= Zora (vampire) =

Italian comic book erotic character

The cover to Golden Lady #2.

Zora (Italian: Zora la Vampira) is an Italian comic book erotic character from the 1970s. Zora la Vampira ("Zora the vampiress") is one of many such characters from the Italian fumetti tradition. Other figures from the same era, and with similarly violent or erotic preoccupations, include Maghella, Lucifera, Biancaneve, Vartan, Jacula, Sukia, and Yra.

== History ==
The first comic book was published in 1972. Zora la Vampira was published from 1972 to 1985. With its mixture of sex, horror, violence and nudity, it was one of the Italian adult comics that had come to replace the pulp fiction paperbacks of the 1960s. Zora featured a blond female protagonist who, on some covers, resembles French actress Catherine Deneuve. The series was published by Edifumetto. The cartoonists were Renzo Barbieri and Giuseppe Pederiali as writers and Birago Balzano as artist. Emanuele Taglietti and Alessandro Biffignandi painted the majority of the covers for the series.

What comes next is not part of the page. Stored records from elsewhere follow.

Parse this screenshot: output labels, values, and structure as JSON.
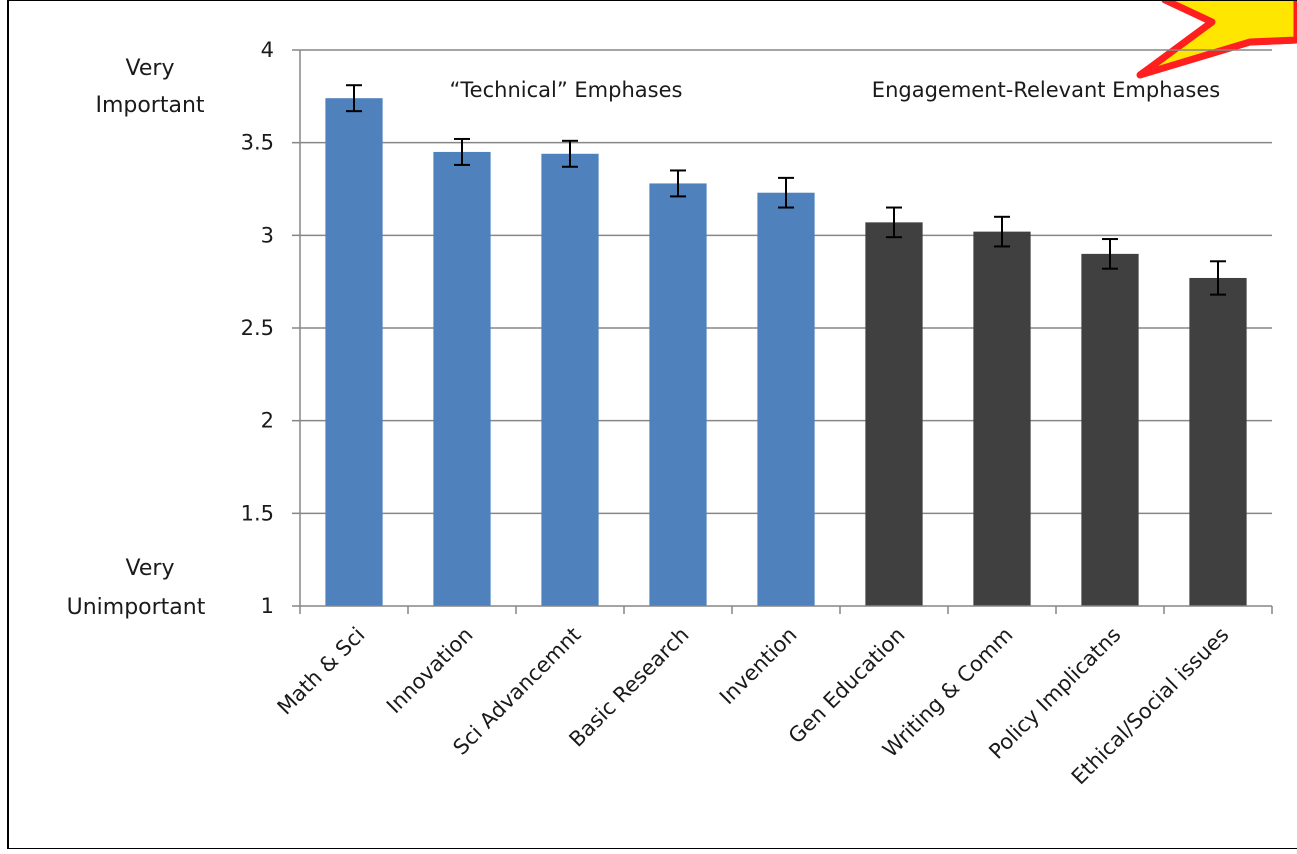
{
  "chart_data": {
    "type": "bar",
    "categories": [
      "Math & Sci",
      "Innovation",
      "Sci Advancemnt",
      "Basic Research",
      "Invention",
      "Gen Education",
      "Writing & Comm",
      "Policy Implicatns",
      "Ethical/Social issues"
    ],
    "values": [
      3.74,
      3.45,
      3.44,
      3.28,
      3.23,
      3.07,
      3.02,
      2.9,
      2.77
    ],
    "error": [
      0.07,
      0.07,
      0.07,
      0.07,
      0.08,
      0.08,
      0.08,
      0.08,
      0.09
    ],
    "groups": [
      {
        "label": "“Technical” Emphases",
        "color": "#4f81bd",
        "count": 5
      },
      {
        "label": "Engagement-Relevant Emphases",
        "color": "#404040",
        "count": 4
      }
    ],
    "ylim": [
      1,
      4
    ],
    "yticks": [
      "1",
      "1.5",
      "2",
      "2.5",
      "3",
      "3.5",
      "4"
    ],
    "y_top_label": [
      "Very",
      "Important"
    ],
    "y_bottom_label": [
      "Very",
      "Unimportant"
    ],
    "grid": true,
    "legend": "none",
    "callout_color": "#ff1f1f",
    "callout_fill": "#ffe600"
  }
}
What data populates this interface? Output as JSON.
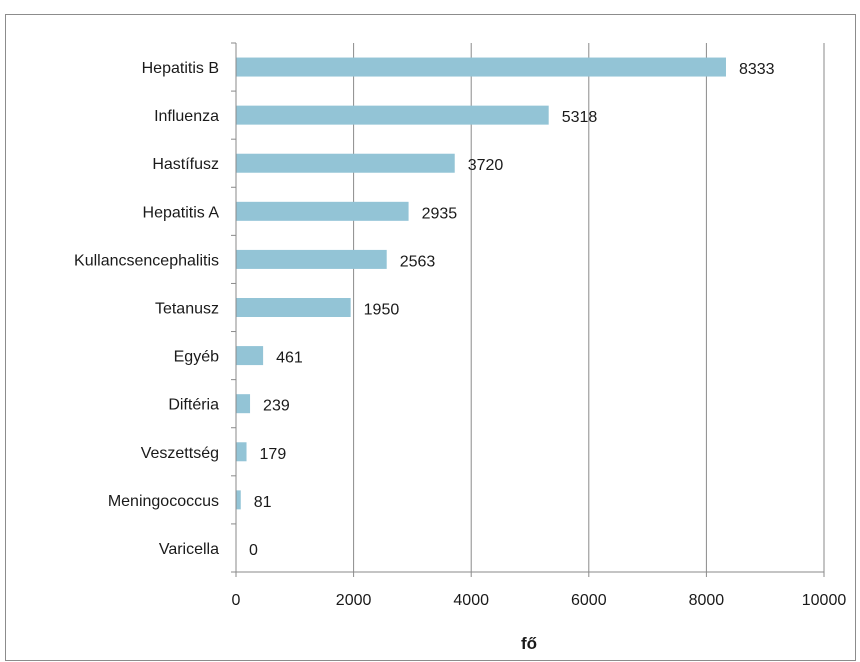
{
  "chart_data": {
    "type": "bar",
    "orientation": "horizontal",
    "categories": [
      "Hepatitis B",
      "Influenza",
      "Hastífusz",
      "Hepatitis A",
      "Kullancsencephalitis",
      "Tetanusz",
      "Egyéb",
      "Diftéria",
      "Veszettség",
      "Meningococcus",
      "Varicella"
    ],
    "values": [
      8333,
      5318,
      3720,
      2935,
      2563,
      1950,
      461,
      239,
      179,
      81,
      0
    ],
    "xlabel": "fő",
    "ylabel": "",
    "xlim": [
      0,
      10000
    ],
    "xticks": [
      "0",
      "2000",
      "4000",
      "6000",
      "8000",
      "10000"
    ],
    "grid": "vertical",
    "legend": "none",
    "bar_color": "#93c4d6",
    "data_labels": true
  }
}
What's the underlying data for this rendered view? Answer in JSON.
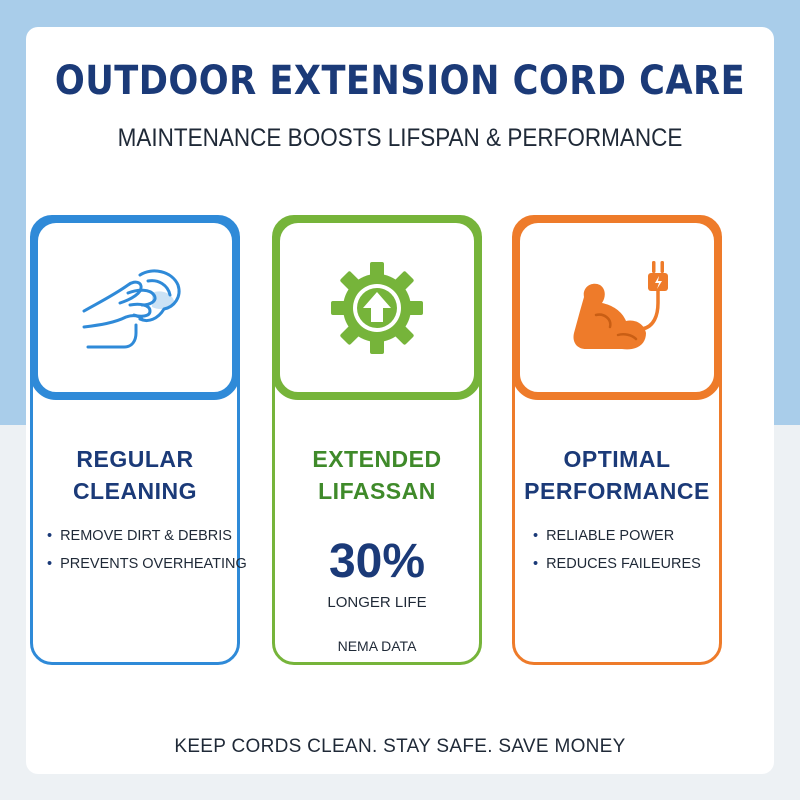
{
  "header": {
    "title": "OUTDOOR EXTENSION CORD CARE",
    "subtitle": "MAINTENANCE BOOSTS LIFSPAN & PERFORMANCE"
  },
  "cards": [
    {
      "title_line1": "REGULAR",
      "title_line2": "CLEANING",
      "icon": "hand-wiping-cloth-icon",
      "color": "#2f8ad8",
      "bullets": [
        "REMOVE DIRT & DEBRIS",
        "PREVENTS OVERHEATING"
      ]
    },
    {
      "title_line1": "EXTENDED",
      "title_line2": "LIFASSAN",
      "icon": "gear-up-arrow-icon",
      "color": "#76b43a",
      "stat_value": "30%",
      "stat_label": "LONGER LIFE",
      "stat_source": "NEMA DATA"
    },
    {
      "title_line1": "OPTIMAL",
      "title_line2": "PERFORMANCE",
      "icon": "flexed-arm-plug-icon",
      "color": "#ee7b2a",
      "bullets": [
        "RELIABLE POWER",
        "REDUCES FAILEURES"
      ]
    }
  ],
  "footer": {
    "tagline": "KEEP CORDS CLEAN. STAY SAFE. SAVE MONEY"
  }
}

Together with the original series, stories of Zora were published also in the comic magazines Orror, I Notturni and Fasma. The series was also published with some success in France, where new stories were produced even after the closing of the series in Italy. A new 13 episodes miniseries of Zora, renamed as "Lady Vampyre", was published in 2001; cartoonists were Paolo Puccini and Daniele Statella.

== Plot ==
The character's real name is Zora Pabst, a 19th-century aristocrat who has been possessed by the spirit of Dracula. She travels her way around the world and even into outer space, satisfying her sexual desires and her lust for blood. Her adventures are a mixture of horror, eroticism, and pornography.

== Legacy ==
A film inspired by the character, also named Zora la Vampira, was released in 2000, directed by the Manetti Brothers.